12 Strong (2018)

Soldiers, soldiers, soldiers. Guns, guns, guns. Shooting. Yeah, America! Yeah! At some point these movies are going to have to differentiate themselves from one another. Sure, a standout war movie comes along every now and then, but the people being honored in these movies deserve more than a muddled mess that feels like Every War Movie Ever. I know that’s next to impossible, but maybe if we made fewer of them it would be more likely. 12 Strong feels like all the rest.

Set just after 9/11, the film follows a Special Forces team that heads to Afghanistan to do … something. There’s a mission and we’re told what it is, but it mostly amounts to your standard war movie plot. Dudes show off their camaraderie with jokes and digs at each other, guns get fired, they all have to persevere in order to get the job done and, by the time it’s all over, we’re only still awake because the film showing this is too loud to let us sleep. They team up with the Northern Alliance in this one, which I suppose is a slightly interesting direction—but it doesn’t amount to much actual difference.

There’s some solid action scattered throughout the movie. The climactic action scene is great, for instance. It uses the horses to great effect, and while it reminded me a lot of one of the recent Planet of the Apes movies—but less interesting, because it’s humans on the horses and not apes—it still serves as an effective way to give us a good final action scene and more or less wrap up the story.

If it sounds like I don’t feel terribly invested in the plot or its characters, it’s because 12 Strong doesn’t really do much to make me care. While the specifics have changed, the plot is your bog-standard military story. And the characters are all variations on “macho guy.” You’ve got great supporting actors like Michael Peña, Trevante Rhodes, and Michael Shannon, and you don’t give them anything to do other than banter and look tough? And Chris Hemsworth, the lead, is only in a slightly better position because he gets to be charismatic and is given more lines to read.

12 Strong is a mediocre movie that wants to coast by on its perceived inherent inspiration.

And that only makes up four of the soldiers. What about the other eight? They’re … there, I guess? I’m sure the all even get lines of dialogue, but I couldn’t tell you anything about them. The only reason you even notice the ones I mentioned above are because they’re played by recognizable actors. The movie certainly isn’t interested in humanizing them or differentiating between them. They are Soldiers™ and that’s all we need to know, apparently.

Well, then that makes 12 Strong a War Movie™ and that’s all you need to know about it. It’s a generic one that doesn’t do anything special, is more boring than entertaining, and is only inspirational in the sense that most war movies are: the soldiers have tough odds but persevere through in order to save the day/carry out the mission. There’s shooting and guns and horses and awful banter, and it’s impossible to care about any of it because the movie doesn’t want us to. It wants to showcase its events to us and hopes that will be enough.

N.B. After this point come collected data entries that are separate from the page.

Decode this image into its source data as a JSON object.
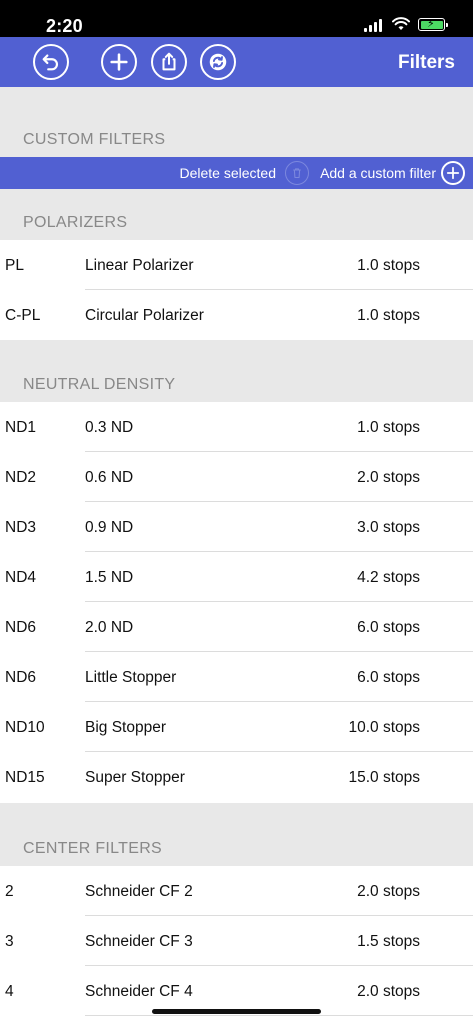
{
  "status_bar": {
    "time": "2:20"
  },
  "nav": {
    "title": "Filters",
    "buttons": [
      "back-icon",
      "add-icon",
      "share-icon",
      "sync-icon"
    ]
  },
  "custom_filters": {
    "header": "CUSTOM FILTERS",
    "delete_label": "Delete selected",
    "add_label": "Add a custom filter"
  },
  "sections": [
    {
      "header": "POLARIZERS",
      "rows": [
        {
          "code": "PL",
          "name": "Linear Polarizer",
          "stops": "1.0 stops"
        },
        {
          "code": "C-PL",
          "name": "Circular Polarizer",
          "stops": "1.0 stops"
        }
      ]
    },
    {
      "header": "NEUTRAL DENSITY",
      "rows": [
        {
          "code": "ND1",
          "name": "0.3 ND",
          "stops": "1.0 stops"
        },
        {
          "code": "ND2",
          "name": "0.6 ND",
          "stops": "2.0 stops"
        },
        {
          "code": "ND3",
          "name": "0.9 ND",
          "stops": "3.0 stops"
        },
        {
          "code": "ND4",
          "name": "1.5 ND",
          "stops": "4.2 stops"
        },
        {
          "code": "ND6",
          "name": "2.0 ND",
          "stops": "6.0 stops"
        },
        {
          "code": "ND6",
          "name": "Little Stopper",
          "stops": "6.0 stops"
        },
        {
          "code": "ND10",
          "name": "Big Stopper",
          "stops": "10.0 stops"
        },
        {
          "code": "ND15",
          "name": "Super Stopper",
          "stops": "15.0 stops"
        }
      ]
    },
    {
      "header": "CENTER FILTERS",
      "rows": [
        {
          "code": "2",
          "name": "Schneider CF 2",
          "stops": "2.0 stops"
        },
        {
          "code": "3",
          "name": "Schneider CF 3",
          "stops": "1.5 stops"
        },
        {
          "code": "4",
          "name": "Schneider CF 4",
          "stops": "2.0 stops"
        }
      ]
    }
  ],
  "colors": {
    "accent": "#5160d2",
    "section_bg": "#e8e8e8",
    "section_text": "#888888"
  }
}
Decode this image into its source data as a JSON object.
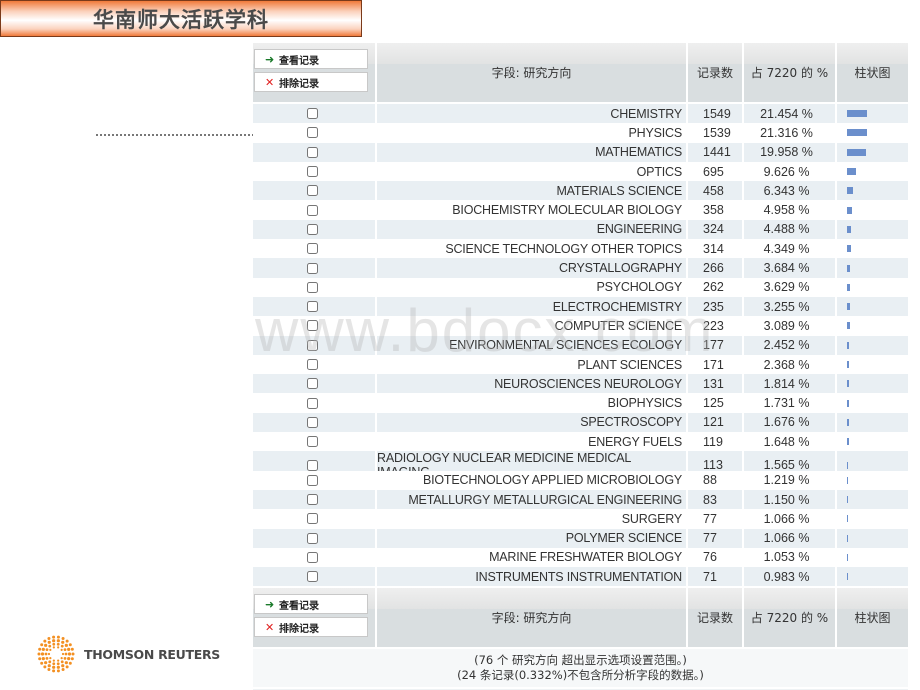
{
  "title": "华南师大活跃学科",
  "logo_text": "THOMSON REUTERS",
  "actions": {
    "view_records": "查看记录",
    "exclude_records": "排除记录"
  },
  "header": {
    "field": "字段: 研究方向",
    "count": "记录数",
    "percent": "占 7220 的 %",
    "bar": "柱状图"
  },
  "total_records": 7220,
  "bar_color": "#6b8fcc",
  "rows": [
    {
      "field": "CHEMISTRY",
      "count": "1549",
      "percent": "21.454 %",
      "pct_value": 21.454,
      "checked": false
    },
    {
      "field": "PHYSICS",
      "count": "1539",
      "percent": "21.316 %",
      "pct_value": 21.316,
      "checked": false
    },
    {
      "field": "MATHEMATICS",
      "count": "1441",
      "percent": "19.958 %",
      "pct_value": 19.958,
      "checked": false
    },
    {
      "field": "OPTICS",
      "count": "695",
      "percent": "9.626 %",
      "pct_value": 9.626,
      "checked": false
    },
    {
      "field": "MATERIALS SCIENCE",
      "count": "458",
      "percent": "6.343 %",
      "pct_value": 6.343,
      "checked": false
    },
    {
      "field": "BIOCHEMISTRY MOLECULAR BIOLOGY",
      "count": "358",
      "percent": "4.958 %",
      "pct_value": 4.958,
      "checked": false
    },
    {
      "field": "ENGINEERING",
      "count": "324",
      "percent": "4.488 %",
      "pct_value": 4.488,
      "checked": false
    },
    {
      "field": "SCIENCE TECHNOLOGY OTHER TOPICS",
      "count": "314",
      "percent": "4.349 %",
      "pct_value": 4.349,
      "checked": false
    },
    {
      "field": "CRYSTALLOGRAPHY",
      "count": "266",
      "percent": "3.684 %",
      "pct_value": 3.684,
      "checked": false
    },
    {
      "field": "PSYCHOLOGY",
      "count": "262",
      "percent": "3.629 %",
      "pct_value": 3.629,
      "checked": false
    },
    {
      "field": "ELECTROCHEMISTRY",
      "count": "235",
      "percent": "3.255 %",
      "pct_value": 3.255,
      "checked": false
    },
    {
      "field": "COMPUTER SCIENCE",
      "count": "223",
      "percent": "3.089 %",
      "pct_value": 3.089,
      "checked": false
    },
    {
      "field": "ENVIRONMENTAL SCIENCES ECOLOGY",
      "count": "177",
      "percent": "2.452 %",
      "pct_value": 2.452,
      "checked": false
    },
    {
      "field": "PLANT SCIENCES",
      "count": "171",
      "percent": "2.368 %",
      "pct_value": 2.368,
      "checked": false
    },
    {
      "field": "NEUROSCIENCES NEUROLOGY",
      "count": "131",
      "percent": "1.814 %",
      "pct_value": 1.814,
      "checked": false
    },
    {
      "field": "BIOPHYSICS",
      "count": "125",
      "percent": "1.731 %",
      "pct_value": 1.731,
      "checked": false
    },
    {
      "field": "SPECTROSCOPY",
      "count": "121",
      "percent": "1.676 %",
      "pct_value": 1.676,
      "checked": false
    },
    {
      "field": "ENERGY FUELS",
      "count": "119",
      "percent": "1.648 %",
      "pct_value": 1.648,
      "checked": false
    },
    {
      "field": "RADIOLOGY NUCLEAR MEDICINE MEDICAL IMAGING",
      "count": "113",
      "percent": "1.565 %",
      "pct_value": 1.565,
      "checked": false
    },
    {
      "field": "BIOTECHNOLOGY APPLIED MICROBIOLOGY",
      "count": "88",
      "percent": "1.219 %",
      "pct_value": 1.219,
      "checked": false
    },
    {
      "field": "METALLURGY METALLURGICAL ENGINEERING",
      "count": "83",
      "percent": "1.150 %",
      "pct_value": 1.15,
      "checked": false
    },
    {
      "field": "SURGERY",
      "count": "77",
      "percent": "1.066 %",
      "pct_value": 1.066,
      "checked": false
    },
    {
      "field": "POLYMER SCIENCE",
      "count": "77",
      "percent": "1.066 %",
      "pct_value": 1.066,
      "checked": false
    },
    {
      "field": "MARINE FRESHWATER BIOLOGY",
      "count": "76",
      "percent": "1.053 %",
      "pct_value": 1.053,
      "checked": false
    },
    {
      "field": "INSTRUMENTS INSTRUMENTATION",
      "count": "71",
      "percent": "0.983 %",
      "pct_value": 0.983,
      "checked": false
    }
  ],
  "notes": {
    "line1": "(76 个 研究方向 超出显示选项设置范围。)",
    "line2": "(24 条记录(0.332%)不包含所分析字段的数据。)"
  },
  "watermark": "www.bdocx.com"
}
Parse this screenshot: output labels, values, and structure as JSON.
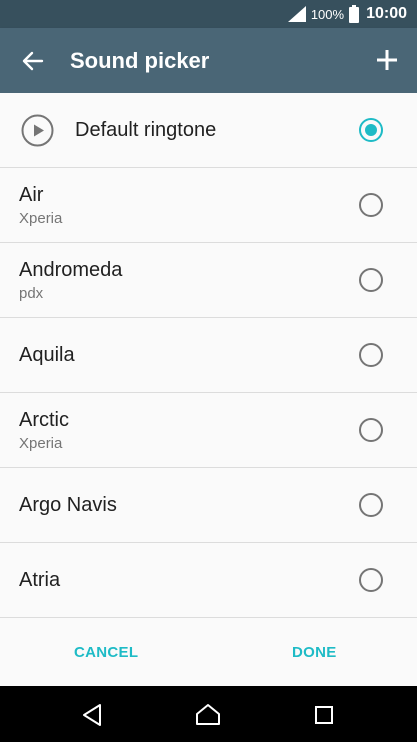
{
  "status_bar": {
    "battery_percent": "100%",
    "time": "10:00",
    "icons": [
      "signal-icon",
      "battery-icon"
    ]
  },
  "app_bar": {
    "title": "Sound picker",
    "back_icon": "arrow-left-icon",
    "add_icon": "plus-icon"
  },
  "colors": {
    "status_bar": "#37505d",
    "app_bar": "#4a6676",
    "accent": "#1ebbc6"
  },
  "sounds": [
    {
      "title": "Default ringtone",
      "subtitle": "",
      "selected": true
    },
    {
      "title": "Air",
      "subtitle": "Xperia",
      "selected": false
    },
    {
      "title": "Andromeda",
      "subtitle": "pdx",
      "selected": false
    },
    {
      "title": "Aquila",
      "subtitle": "",
      "selected": false
    },
    {
      "title": "Arctic",
      "subtitle": "Xperia",
      "selected": false
    },
    {
      "title": "Argo Navis",
      "subtitle": "",
      "selected": false
    },
    {
      "title": "Atria",
      "subtitle": "",
      "selected": false
    }
  ],
  "actions": {
    "cancel_label": "CANCEL",
    "done_label": "DONE"
  },
  "nav_bar": {
    "icons": [
      "back-triangle-icon",
      "home-icon",
      "recents-icon"
    ]
  }
}
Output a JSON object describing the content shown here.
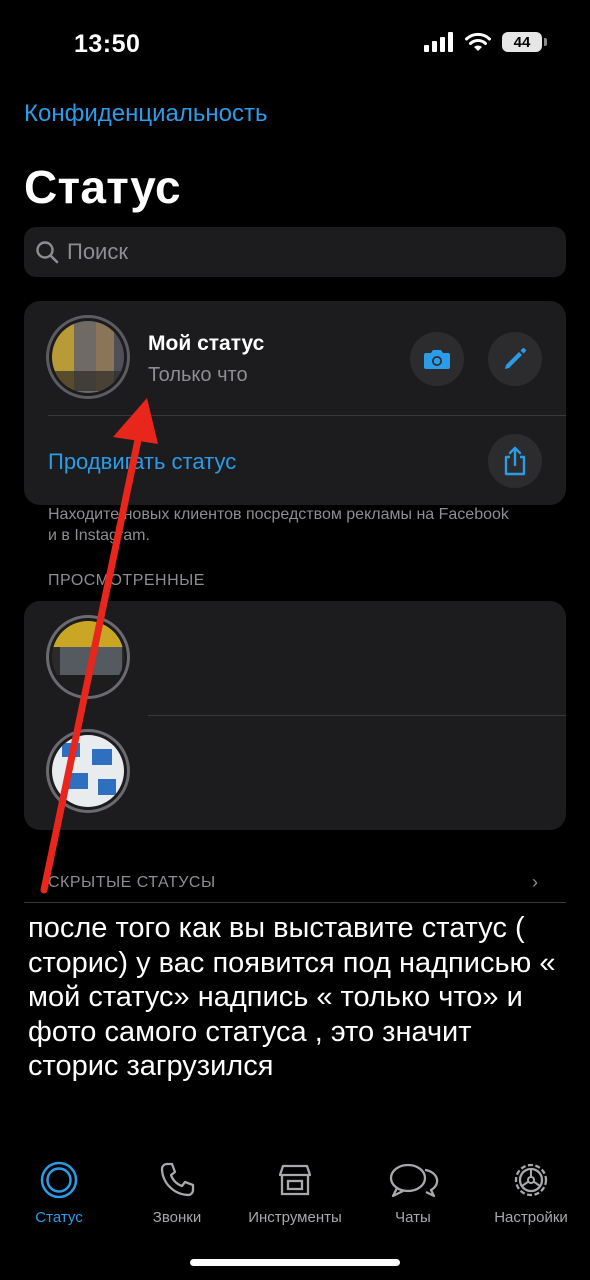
{
  "status_bar": {
    "time": "13:50",
    "battery": "44"
  },
  "header": {
    "privacy_link": "Конфиденциальность",
    "title": "Статус",
    "search_placeholder": "Поиск"
  },
  "my_status": {
    "name": "Мой статус",
    "subtitle": "Только что",
    "promote_label": "Продвигать статус",
    "footnote": "Находите новых клиентов посредством рекламы на Facebook и в Instagram."
  },
  "viewed": {
    "header": "ПРОСМОТРЕННЫЕ"
  },
  "hidden": {
    "header": "СКРЫТЫЕ СТАТУСЫ"
  },
  "overlay_text": "после того как вы выставите статус ( сторис) у вас появится под надписью « мой статус» надпись « только что» и фото самого статуса , это значит сторис загрузился",
  "tabs": [
    {
      "label": "Статус",
      "icon": "status-icon",
      "active": true
    },
    {
      "label": "Звонки",
      "icon": "phone-icon",
      "active": false
    },
    {
      "label": "Инструменты",
      "icon": "store-icon",
      "active": false
    },
    {
      "label": "Чаты",
      "icon": "chat-icon",
      "active": false
    },
    {
      "label": "Настройки",
      "icon": "gear-icon",
      "active": false
    }
  ],
  "colors": {
    "accent": "#2a9ce8",
    "arrow": "#e8261c",
    "card": "#1c1c1e"
  }
}
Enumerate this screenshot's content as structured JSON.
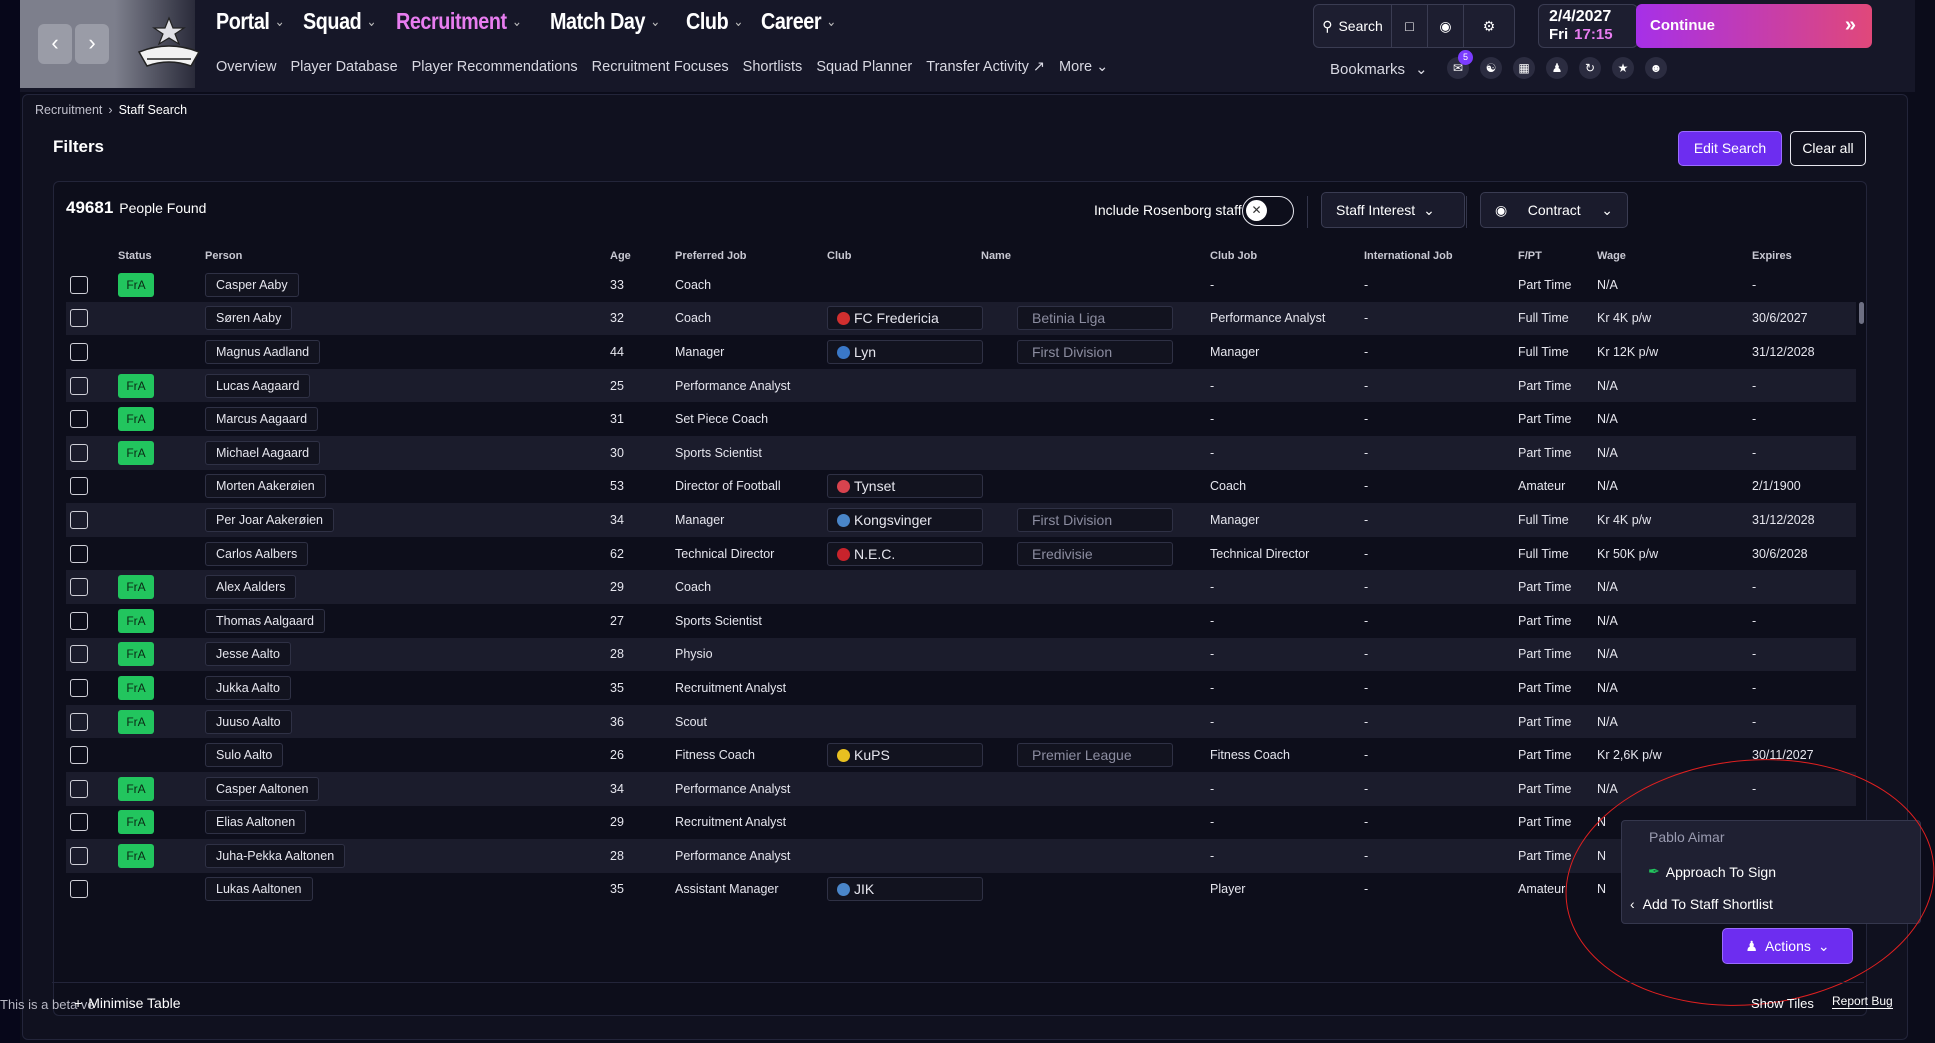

It’s not. 12 Strong is a mediocre movie that wants to coast by on its perceived inherent inspiration. It has no ambitions, very little of interest, and fails to do anything to differentiate itself from the multitude of other same-y war movies out there. It had the pieces to do it, too. It has horses and it sees its characters team up with the Alliance. But neither of these make enough of a difference to make 12 Strong stand out from the crowd, even if its final action scene does serve as a decent climax. When you fail to give us an interesting plot or engaging characters, we’re going to feel bored—even if they are based on real events or real people.

Conclusion: 12 Strong is a generic war movie.

Recommendation: Only those who love war movies will get anything out of 12 Strong.